Menor nação a chegar ao mata-mata
O feito não é pequeno: com cerca de 525 mil habitantes, Cabo Verde se tornará a menor nação a disputar um mata-mata de Copa na história da competição. O arquipélago tem a terceira menor população de qualquer país que já disputou alguma vez o torneio. Islândia, em 2018, e Curaçao, neste ano, têm menos habitantes, mas não passaram da fase de grupos.
Geografia e língua
O país é composto de dez ilhas – e outras tantas ilhotas – no Oceano Atlântico, perto da costa africana. Nas placas e nos documentos oficiais, o português é a língua de Cabo Verde. No dia a dia, é comum ouvir o crioulo cabo-verdiano, mas a população é fluente em ambos os idiomas.
História: de ilhas desabitadas à independência
A história do país começa em 1444, quando as ilhas foram avistadas pela primeira vez por exploradores portugueses. As caravelas só aportaram por lá, porém, em 1460. Os navegadores não fizeram contato com a população nativa, porque não havia população nativa. O arquipélago era completamente desabitado, e os primeiros europeus encontraram no lugar apenas aves e peixes. Longe da civilização, o local habitado mais próximo era um cabo na África continental, conhecido como Cabo Verde (atualmente parte do Senegal), de onde o país pegou emprestado seu nome.
Com o objetivo de colonizar o local, a Coroa Portuguesa incentivou o povoamento a partir do século XV. Foi só cerca de 150 anos depois, porém, com o advento do tráfico de escravizados pelo Atlântico, o arquipélago ganhou relativa importância econômica, como porto de parada estratégico de navios. Portugal controlou as ilhas até 1975, quando Cabo Verde conquistou a independência, em parte pela queda da ditadura salazarista, em parte pela luta armada de figuras como Amílcar Cabral (1924-1973), que viveu no arquipélago e também participou da independência de Guiné-Bissau.
Os primeiros anos de Cabo Verde independente foram sob o comando do presidente Aristides Pereira, que estabeleceu um regime socialista de partido único. Uma tentativa de fusão com a Guiné-Bissau foi discutida, mas fracassou em 1980, após um golpe militar no continente.
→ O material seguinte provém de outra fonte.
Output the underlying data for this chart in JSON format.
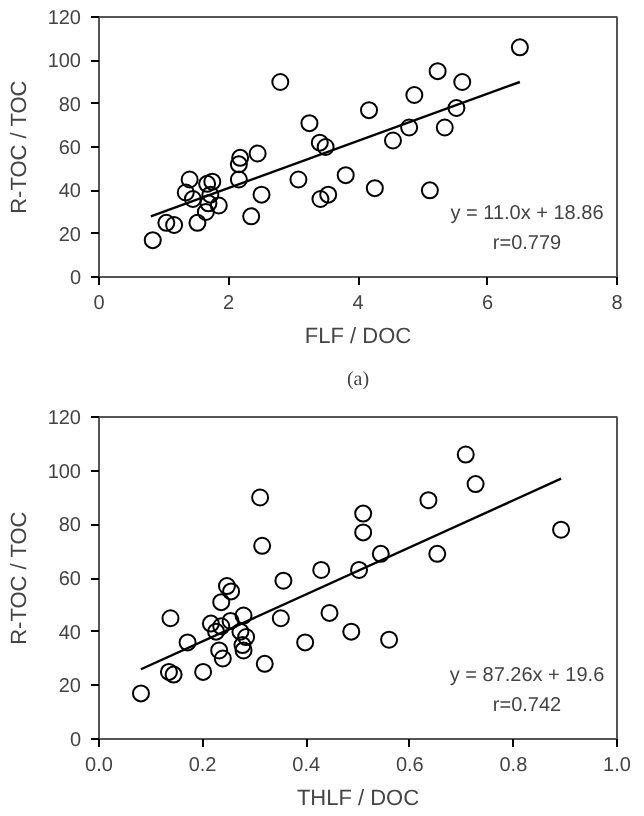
{
  "chart_data": [
    {
      "type": "scatter",
      "xlabel": "FLF / DOC",
      "ylabel": "R-TOC / TOC",
      "xlim": [
        0,
        8
      ],
      "ylim": [
        0,
        120
      ],
      "xticks": [
        0,
        2,
        4,
        6,
        8
      ],
      "yticks": [
        0,
        20,
        40,
        60,
        80,
        100,
        120
      ],
      "grid": false,
      "marker": "circle",
      "annotations": [
        "y = 11.0x + 18.86",
        "r=0.779",
        "(a)"
      ],
      "series": [
        {
          "type": "scatter",
          "color": "#000000",
          "x": [
            0.83,
            1.04,
            1.16,
            1.4,
            1.34,
            1.45,
            1.52,
            1.65,
            1.67,
            1.75,
            1.72,
            1.69,
            1.85,
            2.16,
            2.16,
            2.18,
            2.35,
            2.45,
            2.51,
            2.8,
            3.08,
            3.25,
            3.41,
            3.42,
            3.5,
            3.54,
            3.81,
            4.17,
            4.26,
            4.54,
            4.79,
            4.87,
            5.11,
            5.23,
            5.34,
            5.52,
            5.61,
            6.5
          ],
          "values": [
            17,
            25,
            24,
            45,
            39,
            36,
            25,
            30,
            43,
            44,
            38,
            34,
            33,
            45,
            52,
            55,
            28,
            57,
            38,
            90,
            45,
            71,
            62,
            36,
            60,
            38,
            47,
            77,
            41,
            63,
            69,
            84,
            40,
            95,
            69,
            78,
            90,
            106
          ]
        },
        {
          "type": "line",
          "color": "#000000",
          "line_style": "solid",
          "marker": "none",
          "x": [
            0.8,
            6.5
          ],
          "values": [
            28,
            90
          ]
        }
      ]
    },
    {
      "type": "scatter",
      "xlabel": "THLF / DOC",
      "ylabel": "R-TOC / TOC",
      "xlim": [
        0,
        1
      ],
      "ylim": [
        0,
        120
      ],
      "xticks": [
        {
          "value": 0,
          "label": "0.0"
        },
        {
          "value": 0.2,
          "label": "0.2"
        },
        {
          "value": 0.4,
          "label": "0.4"
        },
        {
          "value": 0.6,
          "label": "0.6"
        },
        {
          "value": 0.8,
          "label": "0.8"
        },
        {
          "value": 1,
          "label": "1.0"
        }
      ],
      "yticks": [
        0,
        20,
        40,
        60,
        80,
        100,
        120
      ],
      "grid": false,
      "marker": "circle",
      "annotations": [
        "y = 87.26x + 19.6",
        "r=0.742"
      ],
      "series": [
        {
          "type": "scatter",
          "color": "#000000",
          "x": [
            0.081,
            0.135,
            0.144,
            0.138,
            0.171,
            0.201,
            0.216,
            0.226,
            0.236,
            0.236,
            0.247,
            0.255,
            0.232,
            0.239,
            0.254,
            0.273,
            0.279,
            0.279,
            0.284,
            0.277,
            0.311,
            0.315,
            0.32,
            0.351,
            0.356,
            0.398,
            0.429,
            0.445,
            0.487,
            0.502,
            0.51,
            0.51,
            0.544,
            0.56,
            0.636,
            0.653,
            0.708,
            0.727,
            0.892
          ],
          "values": [
            17,
            25,
            24,
            45,
            36,
            25,
            43,
            40,
            42,
            51,
            57,
            55,
            33,
            30,
            44,
            40,
            46,
            33,
            38,
            35,
            90,
            72,
            28,
            45,
            59,
            36,
            63,
            47,
            40,
            63,
            84,
            77,
            69,
            37,
            89,
            69,
            106,
            95,
            78
          ]
        },
        {
          "type": "line",
          "color": "#000000",
          "line_style": "solid",
          "marker": "none",
          "x": [
            0.081,
            0.892
          ],
          "values": [
            26,
            97
          ]
        }
      ]
    }
  ]
}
O próprio hino nacional era compartilhado entre as duas nações até 1992. Naquele mesmo ano, o país ganhou uma nova Constituição multipartidária, com eleições regulares.
Economia: turismo e dependência externa
Cabo Verde não tem uma grande oferta de recursos naturais, como minérios ou petróleo. Apenas 10% de seu território é cultivável, e só quatro de suas ilhas recebem chuvas frequentes. Apesar disso, com um PIB per capita de US$ 5.800 (cerca de R$ 30,2 mil), o país está relativamente melhor do que a maioria das outras nações africanas, segundo o Banco Mundial. A principal receita do país vem do turismo, e os repasses de cabo-verdianos imigrantes também são parte importante da economia. Cabo Verde precisa importar boa parte de seu alimento e todo o petróleo, que abastece quase a totalidade de seu sistema elétrico. Seu principal parceiro comercial segue sendo a ex-metrópole, Portugal.
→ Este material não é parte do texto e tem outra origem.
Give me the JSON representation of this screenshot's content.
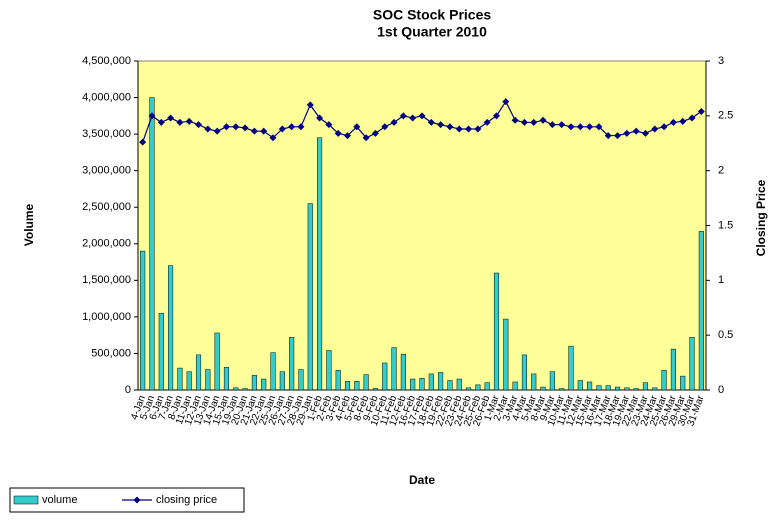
{
  "chart_data": {
    "type": "bar",
    "title": "SOC Stock Prices",
    "subtitle": "1st Quarter 2010",
    "x_label": "Date",
    "y_label": "Volume",
    "y2_label": "Closing Price",
    "categories": [
      "4-Jan",
      "5-Jan",
      "6-Jan",
      "7-Jan",
      "8-Jan",
      "11-Jan",
      "12-Jan",
      "13-Jan",
      "14-Jan",
      "15-Jan",
      "19-Jan",
      "20-Jan",
      "21-Jan",
      "22-Jan",
      "25-Jan",
      "26-Jan",
      "27-Jan",
      "28-Jan",
      "29-Jan",
      "1-Feb",
      "2-Feb",
      "3-Feb",
      "4-Feb",
      "5-Feb",
      "8-Feb",
      "9-Feb",
      "10-Feb",
      "11-Feb",
      "12-Feb",
      "16-Feb",
      "17-Feb",
      "18-Feb",
      "19-Feb",
      "22-Feb",
      "23-Feb",
      "24-Feb",
      "25-Feb",
      "26-Feb",
      "1-Mar",
      "2-Mar",
      "3-Mar",
      "4-Mar",
      "5-Mar",
      "8-Mar",
      "9-Mar",
      "10-Mar",
      "11-Mar",
      "12-Mar",
      "15-Mar",
      "16-Mar",
      "17-Mar",
      "18-Mar",
      "19-Mar",
      "22-Mar",
      "23-Mar",
      "24-Mar",
      "25-Mar",
      "26-Mar",
      "29-Mar",
      "30-Mar",
      "31-Mar"
    ],
    "series": [
      {
        "name": "volume",
        "type": "bar",
        "color": "#33cccc",
        "values": [
          1900000,
          4000000,
          1050000,
          1700000,
          300000,
          250000,
          480000,
          280000,
          780000,
          310000,
          30000,
          20000,
          200000,
          150000,
          510000,
          250000,
          720000,
          280000,
          2550000,
          3450000,
          540000,
          270000,
          120000,
          120000,
          210000,
          20000,
          370000,
          580000,
          490000,
          150000,
          160000,
          220000,
          240000,
          130000,
          150000,
          30000,
          70000,
          100000,
          1600000,
          970000,
          110000,
          480000,
          220000,
          40000,
          250000,
          20000,
          600000,
          130000,
          110000,
          60000,
          60000,
          40000,
          30000,
          20000,
          100000,
          30000,
          270000,
          560000,
          190000,
          720000,
          2170000
        ]
      },
      {
        "name": "closing price",
        "type": "line",
        "axis": "y2",
        "color": "#000080",
        "values": [
          2.26,
          2.5,
          2.44,
          2.48,
          2.44,
          2.45,
          2.42,
          2.38,
          2.36,
          2.4,
          2.4,
          2.39,
          2.36,
          2.36,
          2.3,
          2.38,
          2.4,
          2.4,
          2.6,
          2.48,
          2.42,
          2.34,
          2.32,
          2.4,
          2.3,
          2.34,
          2.4,
          2.44,
          2.5,
          2.48,
          2.5,
          2.44,
          2.42,
          2.4,
          2.38,
          2.38,
          2.38,
          2.44,
          2.5,
          2.63,
          2.46,
          2.44,
          2.44,
          2.46,
          2.42,
          2.42,
          2.4,
          2.4,
          2.4,
          2.4,
          2.32,
          2.32,
          2.34,
          2.36,
          2.34,
          2.38,
          2.4,
          2.44,
          2.45,
          2.48,
          2.54
        ]
      }
    ],
    "ylim": [
      0,
      4500000
    ],
    "yticks": [
      0,
      {
        "value": 500000,
        "label": "500,000"
      },
      {
        "value": 1000000,
        "label": "1,000,000"
      },
      {
        "value": 1500000,
        "label": "1,500,000"
      },
      {
        "value": 2000000,
        "label": "2,000,000"
      },
      {
        "value": 2500000,
        "label": "2,500,000"
      },
      {
        "value": 3000000,
        "label": "3,000,000"
      },
      {
        "value": 3500000,
        "label": "3,500,000"
      },
      {
        "value": 4000000,
        "label": "4,000,000"
      },
      {
        "value": 4500000,
        "label": "4,500,000"
      }
    ],
    "y2lim": [
      0,
      3
    ],
    "y2ticks": [
      0,
      0.5,
      1,
      1.5,
      2,
      2.5,
      3
    ],
    "plot_background": "#ffff99"
  }
}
Ídolos: de Cesária Évora a Vozinha
Apesar do sucesso de Vozinha na Copa, a figura mais famosa do país internacionalmente segue sendo a cantora Cesária Évora (1941-2011). O goleiro pode chegar perto da “diva dos pés descalços”, contudo, se o país avançar de fase no Mundial – tarefa nem um pouco fácil, pois nesta sexta a sua missão é segurar o ataque de Messi, Lautaro Martínez e companhia.